Olivier Cotte, 39 ans, est un peu le tonton du freestyle français. Ancien bosseur de haut niveau, il organise depuis 2001 son tour qui fut, au gré des annonceurs de la téléphonie : Siemens, Bouygues puis SFR Tour depuis 2007. En ouvrant un raccourci vers les XGames par l'intermédiaire de wild cards, son Tour a pris du tour de taille en attirant des riders étrangers. Alors que la première étape du SFR Tour 11/12 peine à démarrer pour cause de neige (on aura tout vu), nous avons discuté avec lui du freestyle passé, présent et futur. Que du bon.
-Tu es un ancien bosseur donc, tu as toujours tes deux genoux ?
-Oui (rires). A 12 ans je me suis orienté vers les bosses parce que je voulais faire ça depuis des années, il y avait un champion en Chartreuse, Philippe Bron, il revenait parfois dans sa station le week-end et je skiais avec lui, j'essayais de le suivre, c'était la star. La première année j'ai gagné le circuit régional toutes catégories, ensuite je suis entré en Equipe de France à 15 ans. Je suis resté dix ans en Equipe A pour arrêter à 25 ans parce que j'étais cassé de partout. Pendant ces 10 ans, j'ai gagné des Coupes du monde, une médaille aux Championnats du monde à Altenmark en 93 à l'âge de 20 ans, terminé 4ème aux JO à Lillehammer en 94 et ensuite j'ai enchainé les blessures : ligaments croisés, plusieurs fois le ligaments latéral et le ménisque, pété un rein. En 96, en tête de la Coupe du monde, je me casse un croisé. En 97, pour ma troisième course, je me casse la rotule en deux.

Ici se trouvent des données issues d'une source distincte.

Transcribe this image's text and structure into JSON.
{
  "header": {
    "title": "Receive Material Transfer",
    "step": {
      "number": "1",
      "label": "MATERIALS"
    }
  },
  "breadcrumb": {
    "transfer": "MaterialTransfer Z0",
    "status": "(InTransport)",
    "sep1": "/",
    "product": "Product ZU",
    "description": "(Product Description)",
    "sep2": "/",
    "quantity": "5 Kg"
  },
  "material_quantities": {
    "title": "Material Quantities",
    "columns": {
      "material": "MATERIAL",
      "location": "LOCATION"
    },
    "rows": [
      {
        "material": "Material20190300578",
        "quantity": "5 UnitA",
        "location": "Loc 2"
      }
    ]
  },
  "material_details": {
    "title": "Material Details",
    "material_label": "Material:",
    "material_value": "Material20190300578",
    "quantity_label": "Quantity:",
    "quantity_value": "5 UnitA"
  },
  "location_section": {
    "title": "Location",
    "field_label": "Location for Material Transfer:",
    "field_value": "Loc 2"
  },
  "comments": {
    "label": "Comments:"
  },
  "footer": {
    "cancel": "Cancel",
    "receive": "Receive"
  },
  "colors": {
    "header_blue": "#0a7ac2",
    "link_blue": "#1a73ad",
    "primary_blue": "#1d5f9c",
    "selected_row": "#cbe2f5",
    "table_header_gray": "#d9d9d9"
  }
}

-Ensuite, tu es passé de l'autre côté en devenant entraineur.
-J'ai entrainé la section freestyle de La Plagne deux hivers avec Greg Guénet , on faisait de tout : big air, bosses, poudre. Ces minots de 12-14 ans (dont Arnaud Kugener, Kevin Philippe), ils ne voulaient faire que du new-freestyle et s'il existait des choses en snowboard, il n'y avait pas grand chose en ski. Du coup est venue l'idée de monter cette tournée structurée de freestyle : big air, slopestyle, half pipe, bosses, skicross appelée Le Siemens Freestyle Tour. On avait Baptiste Collomb-Patton, Laurent Favre, Arnaud Kugener, Flo Cuvillier, Seb Lounis tous les vieux quoi !

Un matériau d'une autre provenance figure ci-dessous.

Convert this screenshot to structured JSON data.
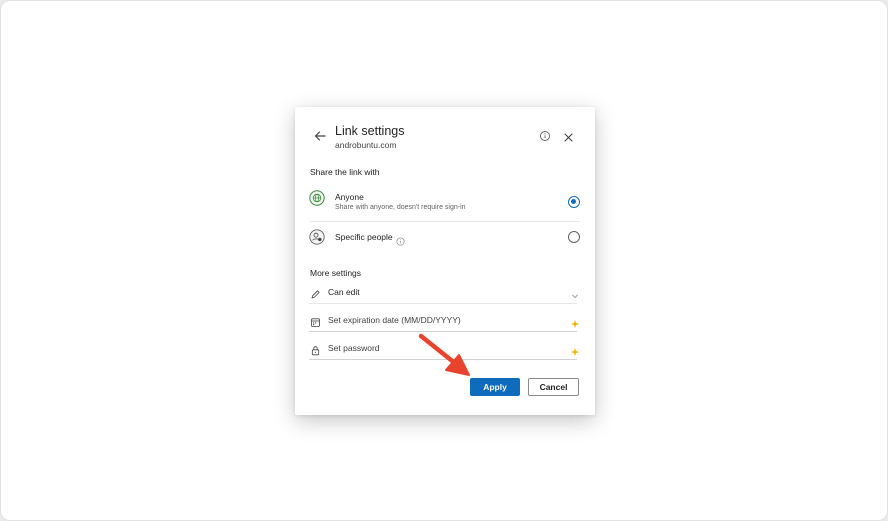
{
  "dialog": {
    "title": "Link settings",
    "subtitle": "androbuntu.com",
    "back_icon": "arrow-left-icon",
    "info_icon": "info-icon",
    "close_icon": "close-icon"
  },
  "share": {
    "heading": "Share the link with",
    "options": [
      {
        "title": "Anyone",
        "description": "Share with anyone, doesn't require sign-in",
        "icon": "globe-icon",
        "selected": true
      },
      {
        "title": "Specific people",
        "description": "",
        "icon": "people-icon",
        "info_icon": "info-icon",
        "selected": false
      }
    ]
  },
  "more_settings": {
    "heading": "More settings",
    "permission": {
      "value": "Can edit",
      "icon": "pencil-icon",
      "trail_icon": "chevron-down-icon"
    },
    "expiration": {
      "placeholder": "Set expiration date (MM/DD/YYYY)",
      "icon": "calendar-icon",
      "trail_icon": "premium-sparkle-icon"
    },
    "password": {
      "placeholder": "Set password",
      "icon": "lock-icon",
      "trail_icon": "premium-sparkle-icon"
    }
  },
  "footer": {
    "apply_label": "Apply",
    "cancel_label": "Cancel"
  },
  "colors": {
    "accent": "#0f6cbd",
    "globe_green": "#3f8c3f",
    "premium_star": "#f2b400",
    "annotation_arrow": "#e8432d"
  }
}
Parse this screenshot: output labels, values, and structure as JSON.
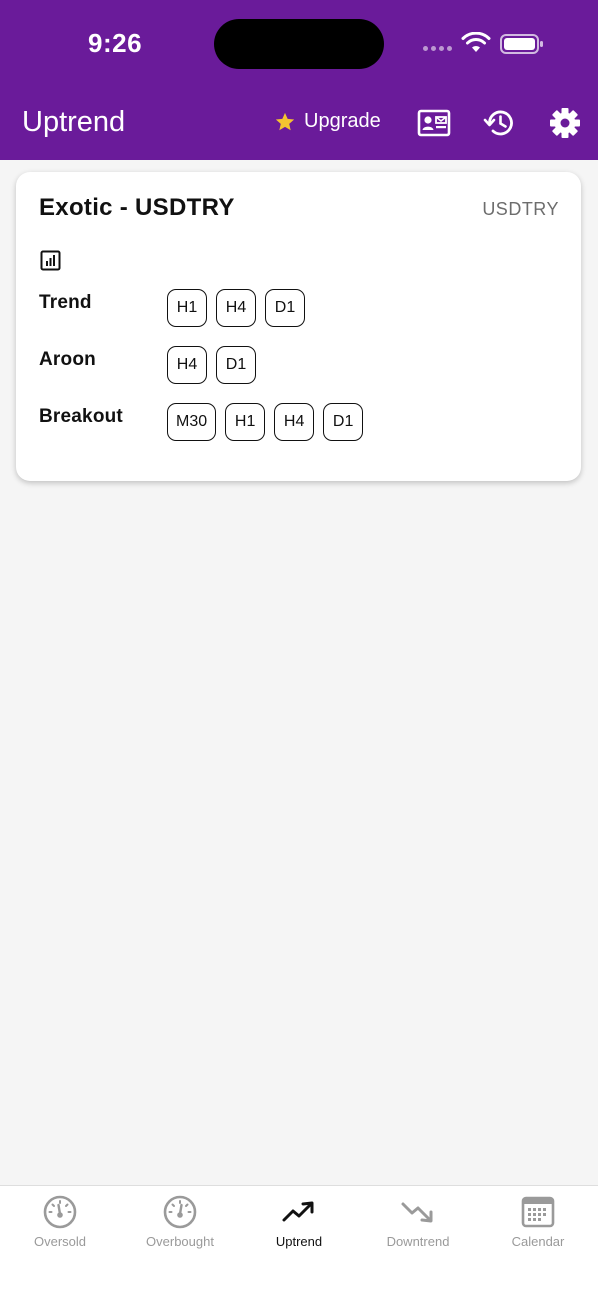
{
  "status_bar": {
    "time": "9:26"
  },
  "header": {
    "title": "Uptrend",
    "upgrade_label": "Upgrade",
    "icons": [
      "contact-card-icon",
      "history-icon",
      "gear-icon"
    ],
    "background_color": "#6a1b9a"
  },
  "card": {
    "title": "Exotic - USDTRY",
    "symbol": "USDTRY",
    "rows": [
      {
        "label": "Trend",
        "chips": [
          "H1",
          "H4",
          "D1"
        ]
      },
      {
        "label": "Aroon",
        "chips": [
          "H4",
          "D1"
        ]
      },
      {
        "label": "Breakout",
        "chips": [
          "M30",
          "H1",
          "H4",
          "D1"
        ]
      }
    ]
  },
  "bottom_nav": {
    "items": [
      {
        "label": "Oversold",
        "icon": "gauge-icon"
      },
      {
        "label": "Overbought",
        "icon": "gauge-icon"
      },
      {
        "label": "Uptrend",
        "icon": "trending-up-icon"
      },
      {
        "label": "Downtrend",
        "icon": "trending-down-icon"
      },
      {
        "label": "Calendar",
        "icon": "calendar-icon"
      }
    ],
    "active": "Uptrend"
  }
}
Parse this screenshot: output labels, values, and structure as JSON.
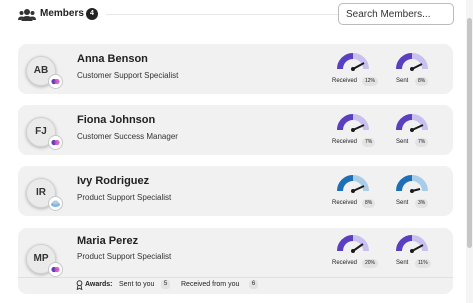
{
  "header": {
    "title": "Members",
    "count": "4",
    "search_placeholder": "Search Members..."
  },
  "colors": {
    "received_fill": "#5a3fc0",
    "received_track": "#c9c0ef",
    "blue_fill": "#1e6fb5",
    "blue_track": "#a9cde9",
    "needle": "#1a1a1a"
  },
  "gauge_labels": {
    "received": "Received",
    "sent": "Sent"
  },
  "members": [
    {
      "initials": "AB",
      "name": "Anna Benson",
      "role": "Customer Support Specialist",
      "received_pct": "12%",
      "received_fraction": 0.12,
      "sent_pct": "8%",
      "sent_fraction": 0.08,
      "theme": "purple",
      "badge": "purple"
    },
    {
      "initials": "FJ",
      "name": "Fiona Johnson",
      "role": "Customer Success Manager",
      "received_pct": "7%",
      "received_fraction": 0.07,
      "sent_pct": "7%",
      "sent_fraction": 0.07,
      "theme": "purple",
      "badge": "purple"
    },
    {
      "initials": "IR",
      "name": "Ivy Rodriguez",
      "role": "Product Support Specialist",
      "received_pct": "8%",
      "received_fraction": 0.08,
      "sent_pct": "3%",
      "sent_fraction": 0.03,
      "theme": "blue",
      "badge": "blue"
    },
    {
      "initials": "MP",
      "name": "Maria Perez",
      "role": "Product Support Specialist",
      "received_pct": "20%",
      "received_fraction": 0.2,
      "sent_pct": "11%",
      "sent_fraction": 0.11,
      "theme": "purple",
      "badge": "purple"
    }
  ],
  "awards": {
    "label": "Awards:",
    "sent_label": "Sent to you",
    "sent_count": "5",
    "received_label": "Received from you",
    "received_count": "6"
  }
}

La plupart des riders ne portaient pas de casque et attachaient leurs dossards à leur ceinture. Ensuite j'ai enlevé le skicross et les Bosses dont la population n'était plus la même. C'était la seule tournée freestyle 100% française. Devenue le SFR Tour en 2007, elle s'est arrêtée un hiver, celui des premiers X Games Europe. Puis à Tignes, pendant les X Games de 2010, SFR m'a dit qu'ils voulaient reprendre la tournée qui collait à leur programme Jeunes Talents. L'objectif étant de pouvoir offrir des Wild Cards pour les X Games Europe et c'est comme ça que la tournée est repartie l'hiver suivant (l'hiver dernier donc, ndlr).

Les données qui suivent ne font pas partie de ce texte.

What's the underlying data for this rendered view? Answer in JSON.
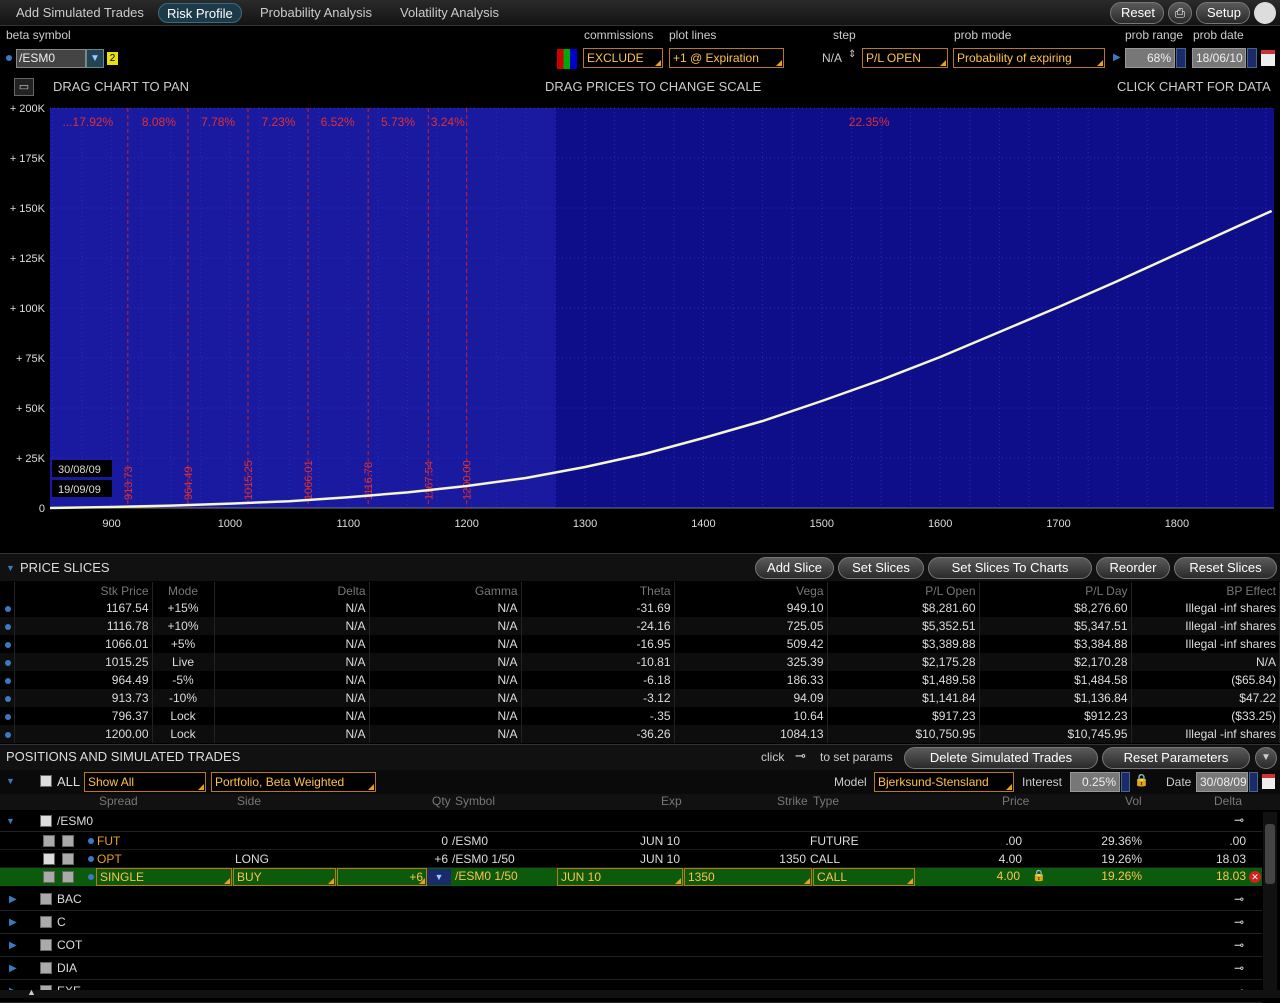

-Quels points communs tu peux voir entre les bosses de ton époque et le freestyle d'aujourd'hui ?
-C'est le même esprit. Ce ne sont plus les mêmes codes, les mêmes pratiques, mais avec du recul, les similitudes entre ces deux disciplines sont évidentes : naissance d'un nouveau sport créée par les jeunes, évolutions structurelles (introduction aux JO)... Quand on parle aux anciens bosseurs, il est évident que l'esprit est le même.
-Avec ton expérience fédérale, tu penses que les JO vont transformer le sport ?
-Non pour le pipe qui est un format relativement défini, qu'il soit olympique n'apportera qu'une visibilité supplémentaire et ne peut être que bénéfique. Pour le slopestyle, c'est différent... Les bosses olympiques ont été bloquées dans leur évolution par des réglementations FIS. L'inertie de la FIS ne permet pas des évolutions rapides des règles (et des formats) nécessaires à tous les sports alternatifs afin de rester en phase avec les pratiquants. Seulement l'avantage aujourd'hui est que la FIS s'entoure et demande conseil aux gens du milieu. Pour le moment, la FIS n'impose rien et s'informe, ce sont les gars du milieu qui donnent sportivement leur mot. Donc c'est plutôt bon signe. Soit la FIS continue comme cela, ce qui est bien, mais il y aura danger si cette grosse machine puissante gèle les règles et décide tout dans son coin. C'est ce que j'ai vécu dans les bosses.
-L'intégration de ton tour au classement AFP, comment ça s'est mis en place ?
-Les juges des X Games sont venus juger une étape du SFR Tour à la Plagne l'hiver dernier. Dans le lot, il y avait Steele Spence qui m'a envoyé ensuite un mail disant que ce serait bien que le tour soit référencé dans l'AFP. En septembre, Chris Schuster, responsable sportif des XGames qui bosse aussi à l'AFP me l'a confirmé.
-Comment négocie-t-on une wild card avec les X Games ?
-C'est SFR qui l'a introduite. L'opérateur étant partenaire des X Games, ça aide ! Mais j'ai dû les convaincre de la qualité sportive de l'événement et dû les rassurer sur le niveau des riders pour éviter qu'ils se retrouvent avec un gars qui n'est pas au niveau dans le pipe des XGames.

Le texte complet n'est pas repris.